Today’s system is so cumbersome it took the reporters three weeks to compile their wine-and-dine list — which became the basis of Seattle resident Richard Hodgin’s complaint to the ethics board.
“I personally think there is merit to it,’’ Senate Republican Leader Mark Schoesler of Ritzville said Friday, referring to Moeller’s bill. Schoesler added that he was speaking for himself and not the GOP-dominated Majority Coalition Caucus that controls the state Senate and whose members were the top recipients of lobbyists’ generosity.
“I think the most important thing is disclosure that is easy to track,” Schoesler said, noting that he and other lawmakers have been frustrated to learn lobbyists report them as guests and for food tabs that seem too high.
At the same time, he said a ban could get in the way of lawmakers going to receptions put on by groups from their home districts that visit the Capitol.
Moeller, who was out of the country Friday, has proposed his bill several times in recent years only to see it die in the House awaiting a floor vote. The Senate has never moved a similar bill out of committee.
Some lobbyists have criticized Moeller’s idea because it included a registration fee on lobbyists who earn more than $10,000 a year to influence government actions and elections. But Schoesler said he’s not afraid of that.
Rep. Sam Hunt, D-Olympia, also said he thinks the time may have come to pass Moeller’s measure. He noted that Rep. Ross Hunter, a Medina Democrat who chairs the House Appropriations Committee, is interested in it this year.
Both Schoesler and Hunter were among the top six lawmakers identified in news reports last year as the top recipients of free meals from lobbyists.
The top-five lawmakers on the wined-and-dined list, and the amounts of their gifts, were Sen. Doug Ericksen, R-Ferndale, $2,029; Sen. Steve Litzow, R-Mercer Island, $1,477; Sen. Joe Fain, R-Auburn, $1,428; Sen. Mike Hewitt, R-Walla Walla, $1,228; and Senate Republican Leader Schoesler, $1,101.

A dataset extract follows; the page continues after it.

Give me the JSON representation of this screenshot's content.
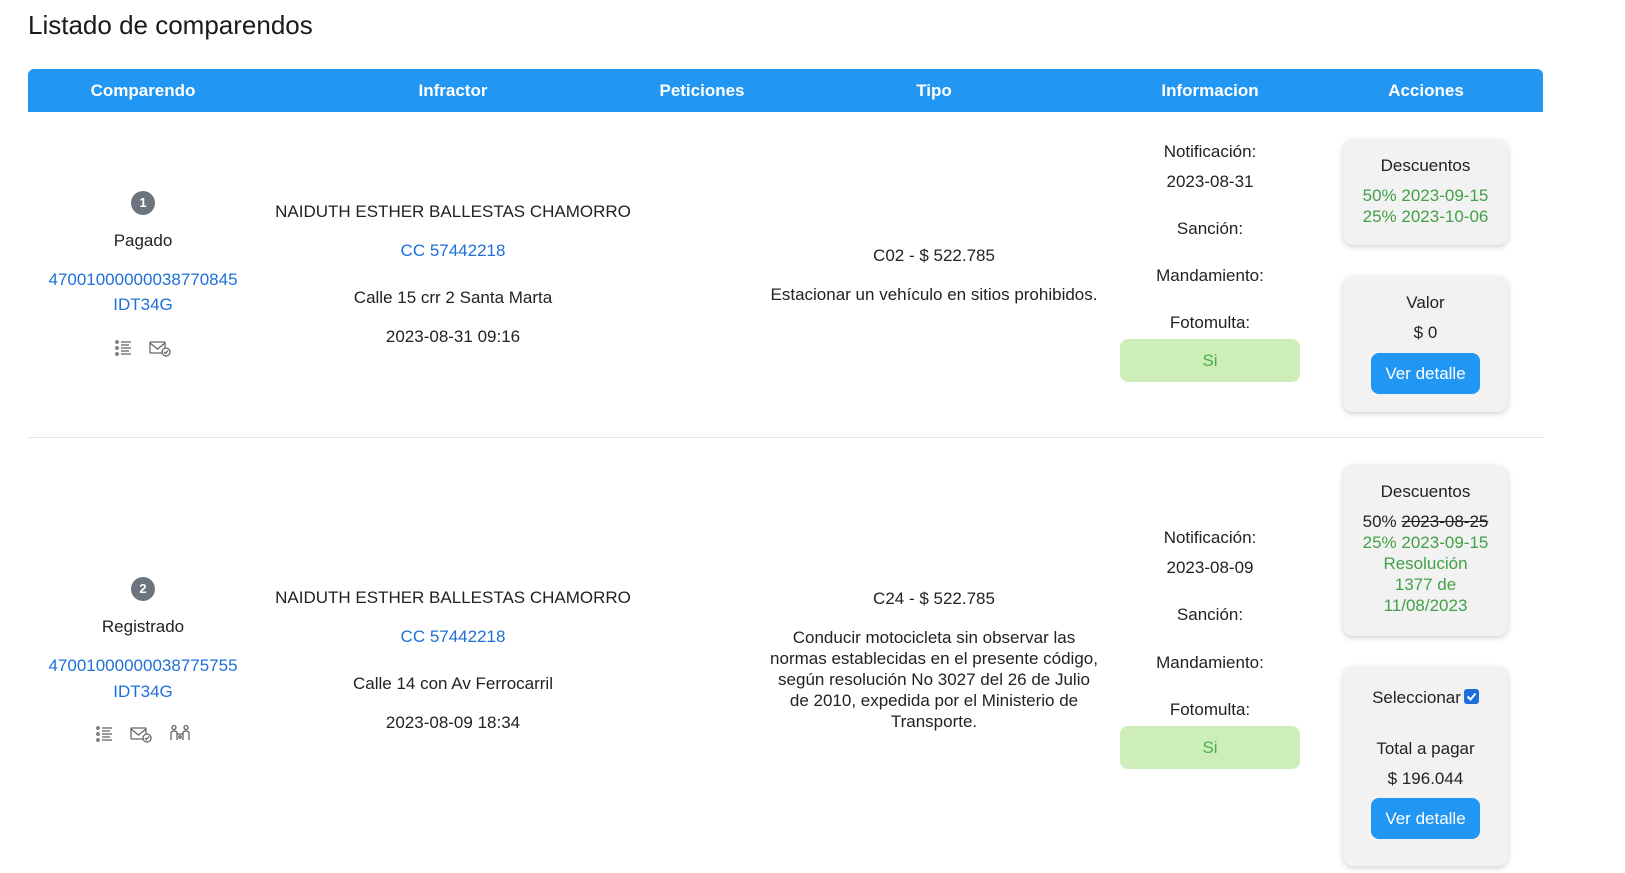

Rep. Hunter was listed at about $1,040.
There may be other proposals once lawmakers start session. House Majority Leader Pat Sullivan, D-Covington, has complained that lobbyists often report spending for meals for lawmakers at levels much higher than the actual value.
Sullivan said in an interview last August that he’s been to receptions where he might not have eaten anything. But lobbyists sponsoring the events tallied the total event cost, divided by the number of lawmakers attending, then reported to the PDC that they spent that amount for each lawmaker, whose name was then listed in the report.
“I don’t eat at those,” Sullivan said. “I think I was on that (wine-and-dine) list for $260. I don’t even remember going to dinner. I don’t get invited very often – for one thing, I go home. People usually assume once I’m done with work I go home.”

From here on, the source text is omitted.